Cladribine is used in treatment of hairy cell leukemia (type of white blood cell cancer) and B-cell chronic lymphocytic leukemia (illness caused by the abnormal growth of a type of white blood cell called B-cells) that has not responded to standard anti-cancer treatment.
How it works
Cladribine is a cytotoxic drug that works by killing abnormal white blood cells by affecting their growth and repair.
Common side effects
Nausea, Constipation, Diarrhoea, Headache, Increased sweating, Injection site pain, Injection site redness, Injection site swelling, Loss of appetite, Skin rash, Stomach pain, Vomiting
- 1 variant(s)
- Cladribine is not recommended for use in children.

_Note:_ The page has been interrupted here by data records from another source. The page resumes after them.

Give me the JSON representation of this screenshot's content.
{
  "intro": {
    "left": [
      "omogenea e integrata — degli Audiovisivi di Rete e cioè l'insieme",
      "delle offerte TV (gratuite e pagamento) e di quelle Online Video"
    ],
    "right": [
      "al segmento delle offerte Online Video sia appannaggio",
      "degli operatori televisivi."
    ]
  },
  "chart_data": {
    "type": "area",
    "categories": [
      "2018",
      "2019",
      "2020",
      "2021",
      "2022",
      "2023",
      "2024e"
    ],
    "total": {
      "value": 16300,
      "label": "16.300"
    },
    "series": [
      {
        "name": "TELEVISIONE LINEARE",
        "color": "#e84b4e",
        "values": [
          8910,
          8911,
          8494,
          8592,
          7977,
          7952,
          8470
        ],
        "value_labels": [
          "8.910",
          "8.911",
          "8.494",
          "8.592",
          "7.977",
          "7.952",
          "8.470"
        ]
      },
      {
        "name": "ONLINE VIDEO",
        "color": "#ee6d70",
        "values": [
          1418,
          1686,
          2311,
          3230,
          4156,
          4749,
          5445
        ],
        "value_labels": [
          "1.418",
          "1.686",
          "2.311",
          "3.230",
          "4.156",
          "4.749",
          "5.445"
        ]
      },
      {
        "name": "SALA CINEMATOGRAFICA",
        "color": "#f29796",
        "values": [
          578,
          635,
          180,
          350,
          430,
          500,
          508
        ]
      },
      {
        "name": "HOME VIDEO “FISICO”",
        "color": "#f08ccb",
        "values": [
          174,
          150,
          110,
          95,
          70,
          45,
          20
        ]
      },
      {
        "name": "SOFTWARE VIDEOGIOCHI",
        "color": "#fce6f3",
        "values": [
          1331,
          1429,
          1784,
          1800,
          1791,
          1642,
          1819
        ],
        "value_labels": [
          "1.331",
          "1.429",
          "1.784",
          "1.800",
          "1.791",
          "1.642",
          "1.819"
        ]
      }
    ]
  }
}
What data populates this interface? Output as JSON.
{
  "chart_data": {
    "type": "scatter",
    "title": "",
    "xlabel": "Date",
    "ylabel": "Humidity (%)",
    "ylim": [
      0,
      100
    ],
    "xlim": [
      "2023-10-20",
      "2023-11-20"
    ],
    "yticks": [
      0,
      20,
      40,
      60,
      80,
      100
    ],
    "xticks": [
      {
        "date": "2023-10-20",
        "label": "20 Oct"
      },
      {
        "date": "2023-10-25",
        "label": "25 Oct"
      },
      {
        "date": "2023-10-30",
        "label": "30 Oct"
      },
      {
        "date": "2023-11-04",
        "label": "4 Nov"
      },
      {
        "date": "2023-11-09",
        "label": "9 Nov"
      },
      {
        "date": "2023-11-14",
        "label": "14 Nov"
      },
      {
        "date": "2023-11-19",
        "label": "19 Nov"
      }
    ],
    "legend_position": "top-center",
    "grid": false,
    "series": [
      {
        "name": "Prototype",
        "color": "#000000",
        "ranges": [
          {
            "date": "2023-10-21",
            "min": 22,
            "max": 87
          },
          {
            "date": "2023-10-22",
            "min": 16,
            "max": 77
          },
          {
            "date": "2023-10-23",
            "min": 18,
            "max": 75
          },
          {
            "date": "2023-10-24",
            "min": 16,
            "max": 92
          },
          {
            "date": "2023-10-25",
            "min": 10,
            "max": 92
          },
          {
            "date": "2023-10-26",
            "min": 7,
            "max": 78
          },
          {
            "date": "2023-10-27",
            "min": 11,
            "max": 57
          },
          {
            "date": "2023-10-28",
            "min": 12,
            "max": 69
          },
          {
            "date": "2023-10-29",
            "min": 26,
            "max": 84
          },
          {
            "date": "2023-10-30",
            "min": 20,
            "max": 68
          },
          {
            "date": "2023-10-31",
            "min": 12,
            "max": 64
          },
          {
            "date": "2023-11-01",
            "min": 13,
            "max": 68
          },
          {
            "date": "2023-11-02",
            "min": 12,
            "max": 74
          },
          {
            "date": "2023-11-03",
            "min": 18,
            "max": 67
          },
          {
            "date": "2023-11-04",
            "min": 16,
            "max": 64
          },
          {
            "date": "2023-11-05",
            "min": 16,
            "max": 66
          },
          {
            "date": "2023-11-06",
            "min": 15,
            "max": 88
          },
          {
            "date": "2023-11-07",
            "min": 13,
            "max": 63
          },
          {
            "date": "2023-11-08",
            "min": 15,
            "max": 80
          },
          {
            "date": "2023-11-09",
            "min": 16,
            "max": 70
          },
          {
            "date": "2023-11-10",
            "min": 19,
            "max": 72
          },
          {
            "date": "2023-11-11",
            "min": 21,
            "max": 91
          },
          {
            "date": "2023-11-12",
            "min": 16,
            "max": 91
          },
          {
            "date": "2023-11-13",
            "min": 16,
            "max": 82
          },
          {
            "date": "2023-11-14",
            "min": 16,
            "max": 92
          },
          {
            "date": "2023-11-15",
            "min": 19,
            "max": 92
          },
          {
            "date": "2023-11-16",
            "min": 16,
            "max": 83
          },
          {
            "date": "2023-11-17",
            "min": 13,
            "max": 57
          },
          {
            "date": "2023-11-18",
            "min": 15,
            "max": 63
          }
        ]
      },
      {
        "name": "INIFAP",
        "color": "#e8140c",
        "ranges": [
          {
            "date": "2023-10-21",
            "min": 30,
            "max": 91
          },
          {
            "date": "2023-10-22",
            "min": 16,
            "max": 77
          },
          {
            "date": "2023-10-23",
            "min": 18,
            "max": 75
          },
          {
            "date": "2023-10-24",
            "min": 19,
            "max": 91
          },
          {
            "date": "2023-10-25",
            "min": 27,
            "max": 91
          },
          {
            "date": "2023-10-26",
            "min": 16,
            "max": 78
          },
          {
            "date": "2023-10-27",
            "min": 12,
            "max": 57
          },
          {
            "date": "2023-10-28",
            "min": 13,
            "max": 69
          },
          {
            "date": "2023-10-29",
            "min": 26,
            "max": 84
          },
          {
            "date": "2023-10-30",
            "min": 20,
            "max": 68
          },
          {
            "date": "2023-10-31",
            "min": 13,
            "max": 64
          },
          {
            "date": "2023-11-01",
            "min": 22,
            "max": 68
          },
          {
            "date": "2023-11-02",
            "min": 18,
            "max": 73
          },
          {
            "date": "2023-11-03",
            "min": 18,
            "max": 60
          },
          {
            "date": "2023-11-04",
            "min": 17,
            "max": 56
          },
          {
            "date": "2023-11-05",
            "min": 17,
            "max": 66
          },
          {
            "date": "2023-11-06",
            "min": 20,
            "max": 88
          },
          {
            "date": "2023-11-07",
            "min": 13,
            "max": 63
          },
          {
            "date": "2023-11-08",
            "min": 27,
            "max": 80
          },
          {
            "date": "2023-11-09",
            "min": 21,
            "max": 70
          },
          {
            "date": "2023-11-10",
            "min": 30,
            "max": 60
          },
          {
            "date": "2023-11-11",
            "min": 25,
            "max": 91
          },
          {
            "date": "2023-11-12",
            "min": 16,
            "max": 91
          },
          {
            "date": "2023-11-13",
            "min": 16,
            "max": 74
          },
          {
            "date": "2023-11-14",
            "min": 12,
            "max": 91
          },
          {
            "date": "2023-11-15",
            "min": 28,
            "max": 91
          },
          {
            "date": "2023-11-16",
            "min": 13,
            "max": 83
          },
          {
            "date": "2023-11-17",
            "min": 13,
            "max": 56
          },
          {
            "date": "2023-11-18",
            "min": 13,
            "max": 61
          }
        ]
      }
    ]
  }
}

- Men should not father a child until at least 6 months after the last dose of cladribine.
- Your liver and kidney function should be monitored if you ever had liver, bone marrow or kidney problems or are suffering from any infection or fever.
- Tell your doctor before taking cladribine if you are already been given live vaccine or antiviral drugs like didanosine, tenofovir, adefovir etc.
- Do not drive or operate machinery as cladribine may make you dizzy.
Frequently asked questions
Q. Is cladribine a vesicant?
Cladribine is not a vesicant (a chemical compound that causes severe skin, eye and mucosal pain and irritation).
Q. Is cladribine FDA approved?
Yes, cladribine was approved by US FDA in 2004 to treat hairy cell leukemia (type of white blood cell cancer).
Q. Does cladribine cause hair loss?
No, cladribine does not cause hair loss.